Seguso, il vetro a goccia

Mercoledì 16 Ottobre 2019
Seguso, il vetro a goccia
L'ESPOSIZIONE
La scultura come arte, attuata con un mezzo che sembra la sua antitesi: il vetro. È questo il sentiero sperimentale, non privo di pericoli, per dirla con le parole di Gabriella Belli, direttrice della Fondazione dei Musei Civici, su cui si è inoltrato Livio Seguso. 89 anni, portati con grazia e sempre all'insegna della creatività. Commosso, preferisce far parlare le sue opere. Ieri si è inaugurata la sua grande antologica al Museo del Vetro di Murano. Paradossalmente, per lui muranese doc, la prima mai realizzata in quest'isola. «In principio era la goccia» afferma a ribadire la sua origine di stimato maestro vetraio sul solco della grande lezione di Alfredo Barbini. La svolta nel 1980. Come ricorda Enzo di Martino che ha edito nel 2015 una sua biografia.

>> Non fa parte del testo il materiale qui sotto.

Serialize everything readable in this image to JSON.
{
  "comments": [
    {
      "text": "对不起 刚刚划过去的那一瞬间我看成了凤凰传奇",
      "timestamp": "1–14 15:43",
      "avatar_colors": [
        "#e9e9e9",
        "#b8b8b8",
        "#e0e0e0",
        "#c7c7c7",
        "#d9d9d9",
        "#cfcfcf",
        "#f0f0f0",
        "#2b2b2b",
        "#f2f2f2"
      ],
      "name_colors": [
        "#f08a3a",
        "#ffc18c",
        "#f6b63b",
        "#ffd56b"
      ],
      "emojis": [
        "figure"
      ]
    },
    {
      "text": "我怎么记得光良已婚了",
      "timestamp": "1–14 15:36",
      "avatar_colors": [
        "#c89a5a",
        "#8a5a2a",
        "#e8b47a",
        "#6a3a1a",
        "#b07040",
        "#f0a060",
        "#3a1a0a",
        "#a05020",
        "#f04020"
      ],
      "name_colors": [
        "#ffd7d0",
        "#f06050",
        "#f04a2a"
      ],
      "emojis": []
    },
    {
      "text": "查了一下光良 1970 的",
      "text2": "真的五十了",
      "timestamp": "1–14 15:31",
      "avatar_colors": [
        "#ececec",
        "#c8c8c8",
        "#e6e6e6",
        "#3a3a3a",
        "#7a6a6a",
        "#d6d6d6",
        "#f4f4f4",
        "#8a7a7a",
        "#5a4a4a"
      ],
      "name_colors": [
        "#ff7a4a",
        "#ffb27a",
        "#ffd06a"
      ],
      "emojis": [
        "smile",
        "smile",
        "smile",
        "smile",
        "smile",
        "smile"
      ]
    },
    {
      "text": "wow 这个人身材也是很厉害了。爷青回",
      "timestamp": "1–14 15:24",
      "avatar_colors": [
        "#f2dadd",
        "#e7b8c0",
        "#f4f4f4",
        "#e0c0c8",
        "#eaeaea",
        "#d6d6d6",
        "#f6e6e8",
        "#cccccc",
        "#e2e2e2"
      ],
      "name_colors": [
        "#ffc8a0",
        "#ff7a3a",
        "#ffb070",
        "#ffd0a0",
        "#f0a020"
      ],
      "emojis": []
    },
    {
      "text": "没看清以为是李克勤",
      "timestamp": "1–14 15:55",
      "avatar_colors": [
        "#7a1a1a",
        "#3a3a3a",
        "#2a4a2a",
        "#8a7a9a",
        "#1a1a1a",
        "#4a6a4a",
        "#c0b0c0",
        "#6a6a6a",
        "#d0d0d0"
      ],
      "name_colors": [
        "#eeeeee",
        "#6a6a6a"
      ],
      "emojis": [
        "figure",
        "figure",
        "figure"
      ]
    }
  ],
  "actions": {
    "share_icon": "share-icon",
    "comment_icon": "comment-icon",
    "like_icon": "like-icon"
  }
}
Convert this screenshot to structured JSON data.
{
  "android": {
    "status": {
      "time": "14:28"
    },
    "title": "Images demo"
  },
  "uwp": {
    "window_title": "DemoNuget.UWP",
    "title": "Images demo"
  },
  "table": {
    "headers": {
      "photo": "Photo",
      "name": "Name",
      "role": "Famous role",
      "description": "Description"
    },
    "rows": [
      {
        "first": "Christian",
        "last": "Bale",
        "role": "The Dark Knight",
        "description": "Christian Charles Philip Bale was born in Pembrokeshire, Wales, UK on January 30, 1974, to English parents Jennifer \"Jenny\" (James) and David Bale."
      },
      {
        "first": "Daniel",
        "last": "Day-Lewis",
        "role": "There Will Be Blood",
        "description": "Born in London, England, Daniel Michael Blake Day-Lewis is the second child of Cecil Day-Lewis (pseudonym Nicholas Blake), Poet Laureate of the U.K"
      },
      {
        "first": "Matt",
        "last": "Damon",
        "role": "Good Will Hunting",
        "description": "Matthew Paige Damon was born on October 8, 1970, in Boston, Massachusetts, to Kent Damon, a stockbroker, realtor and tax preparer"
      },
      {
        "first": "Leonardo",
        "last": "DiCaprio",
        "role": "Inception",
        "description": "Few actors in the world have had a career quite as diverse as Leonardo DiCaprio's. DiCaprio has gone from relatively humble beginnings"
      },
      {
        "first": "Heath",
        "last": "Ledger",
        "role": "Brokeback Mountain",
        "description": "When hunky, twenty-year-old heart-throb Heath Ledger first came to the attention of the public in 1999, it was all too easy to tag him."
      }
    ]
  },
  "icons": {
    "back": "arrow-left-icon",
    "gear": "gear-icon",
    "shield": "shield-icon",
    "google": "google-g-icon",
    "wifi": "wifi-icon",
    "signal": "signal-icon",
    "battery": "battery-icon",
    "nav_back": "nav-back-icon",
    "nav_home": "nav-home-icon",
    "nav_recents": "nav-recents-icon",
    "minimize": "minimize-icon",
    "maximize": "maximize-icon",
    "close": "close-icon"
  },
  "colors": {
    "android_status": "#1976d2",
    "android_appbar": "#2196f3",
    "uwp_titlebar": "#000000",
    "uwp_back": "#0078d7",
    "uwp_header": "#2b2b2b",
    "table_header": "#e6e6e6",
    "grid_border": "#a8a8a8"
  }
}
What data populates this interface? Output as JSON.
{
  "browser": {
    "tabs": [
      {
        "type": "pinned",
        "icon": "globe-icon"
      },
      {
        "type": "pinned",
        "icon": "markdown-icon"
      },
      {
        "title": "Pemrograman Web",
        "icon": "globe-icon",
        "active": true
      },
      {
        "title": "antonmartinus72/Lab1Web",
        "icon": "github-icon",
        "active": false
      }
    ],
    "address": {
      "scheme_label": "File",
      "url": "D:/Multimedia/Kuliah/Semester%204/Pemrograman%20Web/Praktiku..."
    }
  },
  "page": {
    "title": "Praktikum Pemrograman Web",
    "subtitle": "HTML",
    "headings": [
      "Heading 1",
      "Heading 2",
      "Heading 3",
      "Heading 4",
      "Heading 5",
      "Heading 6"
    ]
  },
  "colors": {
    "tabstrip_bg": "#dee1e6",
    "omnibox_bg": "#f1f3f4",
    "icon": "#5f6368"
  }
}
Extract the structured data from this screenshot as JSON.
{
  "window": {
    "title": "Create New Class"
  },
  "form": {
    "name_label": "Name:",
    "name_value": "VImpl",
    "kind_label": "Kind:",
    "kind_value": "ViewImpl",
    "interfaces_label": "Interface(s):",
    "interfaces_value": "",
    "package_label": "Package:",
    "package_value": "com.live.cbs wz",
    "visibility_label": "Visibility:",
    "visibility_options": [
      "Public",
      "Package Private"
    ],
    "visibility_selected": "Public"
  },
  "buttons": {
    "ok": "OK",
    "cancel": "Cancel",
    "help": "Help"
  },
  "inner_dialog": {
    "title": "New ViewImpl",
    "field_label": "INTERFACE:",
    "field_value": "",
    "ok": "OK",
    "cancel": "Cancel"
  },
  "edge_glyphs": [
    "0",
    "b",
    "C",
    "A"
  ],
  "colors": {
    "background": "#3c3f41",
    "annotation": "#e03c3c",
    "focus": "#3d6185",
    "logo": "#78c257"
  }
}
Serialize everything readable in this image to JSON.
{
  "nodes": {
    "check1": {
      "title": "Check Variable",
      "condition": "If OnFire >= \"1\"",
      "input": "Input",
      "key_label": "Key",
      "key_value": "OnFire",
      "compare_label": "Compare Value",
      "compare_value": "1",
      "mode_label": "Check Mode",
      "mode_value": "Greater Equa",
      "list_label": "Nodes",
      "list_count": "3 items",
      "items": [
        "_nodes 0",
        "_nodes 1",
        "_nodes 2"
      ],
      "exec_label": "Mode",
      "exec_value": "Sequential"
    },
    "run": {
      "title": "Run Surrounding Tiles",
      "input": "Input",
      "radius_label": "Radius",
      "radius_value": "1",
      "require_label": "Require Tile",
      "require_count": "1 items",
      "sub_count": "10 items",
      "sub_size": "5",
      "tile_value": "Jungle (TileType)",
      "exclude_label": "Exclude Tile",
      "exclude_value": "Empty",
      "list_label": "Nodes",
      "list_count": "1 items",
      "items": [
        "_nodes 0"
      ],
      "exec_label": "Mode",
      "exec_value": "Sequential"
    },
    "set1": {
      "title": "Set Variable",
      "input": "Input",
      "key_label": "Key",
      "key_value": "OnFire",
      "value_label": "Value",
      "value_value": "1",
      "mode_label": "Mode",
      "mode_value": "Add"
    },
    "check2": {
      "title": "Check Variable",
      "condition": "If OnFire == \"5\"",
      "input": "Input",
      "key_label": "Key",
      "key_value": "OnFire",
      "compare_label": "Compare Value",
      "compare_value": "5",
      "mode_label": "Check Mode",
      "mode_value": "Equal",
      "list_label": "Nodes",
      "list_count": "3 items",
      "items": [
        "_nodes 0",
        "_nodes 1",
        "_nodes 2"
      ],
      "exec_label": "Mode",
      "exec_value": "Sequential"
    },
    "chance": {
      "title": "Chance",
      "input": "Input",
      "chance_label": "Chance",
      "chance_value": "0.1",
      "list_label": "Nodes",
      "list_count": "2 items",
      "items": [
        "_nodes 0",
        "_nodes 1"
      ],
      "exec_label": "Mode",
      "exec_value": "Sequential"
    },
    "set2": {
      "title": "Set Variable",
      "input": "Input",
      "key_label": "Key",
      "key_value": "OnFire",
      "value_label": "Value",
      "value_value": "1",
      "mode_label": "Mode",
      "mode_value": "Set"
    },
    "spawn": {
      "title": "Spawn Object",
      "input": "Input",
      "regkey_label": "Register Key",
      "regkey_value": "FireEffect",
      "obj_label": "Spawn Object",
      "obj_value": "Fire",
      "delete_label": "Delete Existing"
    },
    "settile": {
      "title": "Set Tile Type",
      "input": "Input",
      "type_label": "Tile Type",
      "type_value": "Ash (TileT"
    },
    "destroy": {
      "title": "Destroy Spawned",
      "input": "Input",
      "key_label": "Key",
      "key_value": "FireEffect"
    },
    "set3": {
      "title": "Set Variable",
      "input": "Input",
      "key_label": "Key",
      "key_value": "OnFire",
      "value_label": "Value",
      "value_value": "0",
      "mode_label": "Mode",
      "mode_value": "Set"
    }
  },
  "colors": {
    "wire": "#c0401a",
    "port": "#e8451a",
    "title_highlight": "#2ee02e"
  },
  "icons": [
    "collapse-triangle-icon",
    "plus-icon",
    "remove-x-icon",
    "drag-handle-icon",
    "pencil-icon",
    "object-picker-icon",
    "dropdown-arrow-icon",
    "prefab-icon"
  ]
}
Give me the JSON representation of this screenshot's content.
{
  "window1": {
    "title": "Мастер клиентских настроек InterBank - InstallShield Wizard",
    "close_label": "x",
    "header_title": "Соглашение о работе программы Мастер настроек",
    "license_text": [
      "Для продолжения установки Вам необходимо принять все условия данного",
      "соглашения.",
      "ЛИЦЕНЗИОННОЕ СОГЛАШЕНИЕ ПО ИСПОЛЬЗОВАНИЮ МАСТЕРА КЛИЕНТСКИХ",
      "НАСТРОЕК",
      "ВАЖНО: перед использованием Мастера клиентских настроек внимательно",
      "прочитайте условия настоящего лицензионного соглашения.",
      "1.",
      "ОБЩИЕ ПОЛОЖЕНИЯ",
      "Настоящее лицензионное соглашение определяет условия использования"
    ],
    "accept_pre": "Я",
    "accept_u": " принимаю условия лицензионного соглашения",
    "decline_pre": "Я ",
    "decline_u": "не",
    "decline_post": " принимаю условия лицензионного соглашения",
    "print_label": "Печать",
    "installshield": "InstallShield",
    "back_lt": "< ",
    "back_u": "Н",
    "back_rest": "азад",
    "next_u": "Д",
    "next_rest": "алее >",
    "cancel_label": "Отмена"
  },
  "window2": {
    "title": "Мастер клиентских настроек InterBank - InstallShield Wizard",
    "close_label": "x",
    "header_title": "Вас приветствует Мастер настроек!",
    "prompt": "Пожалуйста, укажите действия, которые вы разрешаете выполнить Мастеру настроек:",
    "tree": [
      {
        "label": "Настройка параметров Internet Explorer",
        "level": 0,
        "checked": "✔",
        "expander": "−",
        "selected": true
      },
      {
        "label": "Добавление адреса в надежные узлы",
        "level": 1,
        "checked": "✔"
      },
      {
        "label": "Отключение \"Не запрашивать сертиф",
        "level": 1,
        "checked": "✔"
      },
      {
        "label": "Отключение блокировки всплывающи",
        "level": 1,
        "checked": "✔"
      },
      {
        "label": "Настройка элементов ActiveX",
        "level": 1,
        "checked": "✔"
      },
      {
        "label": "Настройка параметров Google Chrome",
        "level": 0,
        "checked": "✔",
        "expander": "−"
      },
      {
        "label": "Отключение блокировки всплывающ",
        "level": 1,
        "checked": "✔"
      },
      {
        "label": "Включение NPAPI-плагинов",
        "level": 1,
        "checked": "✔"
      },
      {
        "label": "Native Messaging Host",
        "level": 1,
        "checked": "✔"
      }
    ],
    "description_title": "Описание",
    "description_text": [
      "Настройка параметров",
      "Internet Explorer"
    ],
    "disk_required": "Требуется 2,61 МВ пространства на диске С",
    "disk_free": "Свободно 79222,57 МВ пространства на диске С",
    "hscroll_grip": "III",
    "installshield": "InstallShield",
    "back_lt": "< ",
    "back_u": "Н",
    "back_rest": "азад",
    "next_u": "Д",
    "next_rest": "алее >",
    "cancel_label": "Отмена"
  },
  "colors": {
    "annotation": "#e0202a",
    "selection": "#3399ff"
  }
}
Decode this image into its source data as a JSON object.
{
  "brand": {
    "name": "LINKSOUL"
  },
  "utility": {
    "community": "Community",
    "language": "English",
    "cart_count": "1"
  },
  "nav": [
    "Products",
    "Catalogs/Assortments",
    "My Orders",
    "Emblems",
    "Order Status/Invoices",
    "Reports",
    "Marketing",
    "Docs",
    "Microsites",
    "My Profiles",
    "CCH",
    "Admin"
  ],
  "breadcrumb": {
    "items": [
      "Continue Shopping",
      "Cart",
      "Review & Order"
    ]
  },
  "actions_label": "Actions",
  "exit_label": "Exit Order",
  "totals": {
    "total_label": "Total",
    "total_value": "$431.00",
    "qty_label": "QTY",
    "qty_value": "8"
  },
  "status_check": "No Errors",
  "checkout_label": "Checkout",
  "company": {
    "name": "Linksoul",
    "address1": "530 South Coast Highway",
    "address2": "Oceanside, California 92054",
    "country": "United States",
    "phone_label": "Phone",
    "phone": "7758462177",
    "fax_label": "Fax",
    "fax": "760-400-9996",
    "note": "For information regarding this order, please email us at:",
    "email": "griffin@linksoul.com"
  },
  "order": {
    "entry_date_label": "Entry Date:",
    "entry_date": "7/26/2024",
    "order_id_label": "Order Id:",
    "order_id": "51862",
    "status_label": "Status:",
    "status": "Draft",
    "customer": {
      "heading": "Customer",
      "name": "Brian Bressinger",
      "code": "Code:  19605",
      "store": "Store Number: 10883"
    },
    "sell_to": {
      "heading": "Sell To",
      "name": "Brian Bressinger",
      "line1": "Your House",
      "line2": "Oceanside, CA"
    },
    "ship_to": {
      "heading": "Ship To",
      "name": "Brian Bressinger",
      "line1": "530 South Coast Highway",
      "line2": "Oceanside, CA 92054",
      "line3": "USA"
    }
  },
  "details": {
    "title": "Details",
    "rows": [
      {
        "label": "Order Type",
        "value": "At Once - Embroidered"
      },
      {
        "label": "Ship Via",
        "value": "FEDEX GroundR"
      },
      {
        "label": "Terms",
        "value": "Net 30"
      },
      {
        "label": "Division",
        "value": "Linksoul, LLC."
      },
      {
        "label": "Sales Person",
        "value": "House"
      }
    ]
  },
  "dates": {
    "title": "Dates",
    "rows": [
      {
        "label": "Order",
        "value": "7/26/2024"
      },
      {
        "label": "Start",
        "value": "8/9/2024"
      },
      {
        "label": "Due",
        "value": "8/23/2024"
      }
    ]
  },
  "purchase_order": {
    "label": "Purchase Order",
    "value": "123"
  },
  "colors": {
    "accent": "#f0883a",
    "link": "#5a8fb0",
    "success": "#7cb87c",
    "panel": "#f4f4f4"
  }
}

Era il 1980 e Guido Perocco, direttore del Museo di Ca' Pesaro lo invitò ad esporre insieme ad altri artisti. Fu la rivelazione che spalancava mondi nuovi. Pur conservando una caratteristica che è fondamentale nel vetro: la sua trasparenza, fatta di luce. Che riesce a accendere di riflessi anche le primissime opere ancora nel solco del realismo come La madre del 1968.
LA TRASPARENZA
Un breve passaggio e poi tutto si evolve all'insegna dell'embrione quale esempio di arte nascente. Poi tutto si anima: lo stelo che si esalta nel sostenere un fiore geometrico, assumendo la forma transitoria di una Fugace apparizione come nel titolo di una sua realizzazione degli anni '70. Cerchi che si sovrappongono a spirale o si intersecano l'uno sull'altro festosi come in un gioco. E tutto si contamina anche nei materiali. Al vetro si affianca il marmo o l'acciaio inox. O ancora il totem di granito che termina in un oblò di cristallo dove ci si può specchiare. Quasi una sentinella che vigila sulle acque. O anche il rapporto contraddittorio che si instaura tra la colonna di legno e gli elementi di cristallo.
SOLIDITÀ E LEGGEREZZA
Come nella foresta di luce del 2002: tronchi di legno chiaro di olmo e di frassino sormontati da sfere di cristallo con le loro rifrazioni. L'antico del legno che si si proietta nella luce del contemporaneo. Richiamo anche al paesaggio. Che viene ripreso in quello che forse è il suo capolavoro, a parere di Di Martino e non solo: la vegetazione filiforme disseminata nel canale della laguna che lambisce San Servolo. Era il 1995, l'anno del centenario della Biennale. In Seguso anche la tendenza all'astrazione come evidenziano i suoi eleganti e monocromi acrilici bianchi su tela, tra le sue realizzazioni più recenti. Del resto il disegno è componente intrinseca all'opera scultorea e opportunamente ne sono citati degli esempi. Con questa mostra di arte contemporanea il Museo del Vetro, diretto da Chiara Squarcina, ribadisce il suo proposito di integrare le sue raccolte di vetri antichi, con quelle del XX e XXI secolo. Peraltro occorrono nuovi spazi già in fase di progettazione. Si spera pronti per la fine del 2020. Fino al 12 aprile.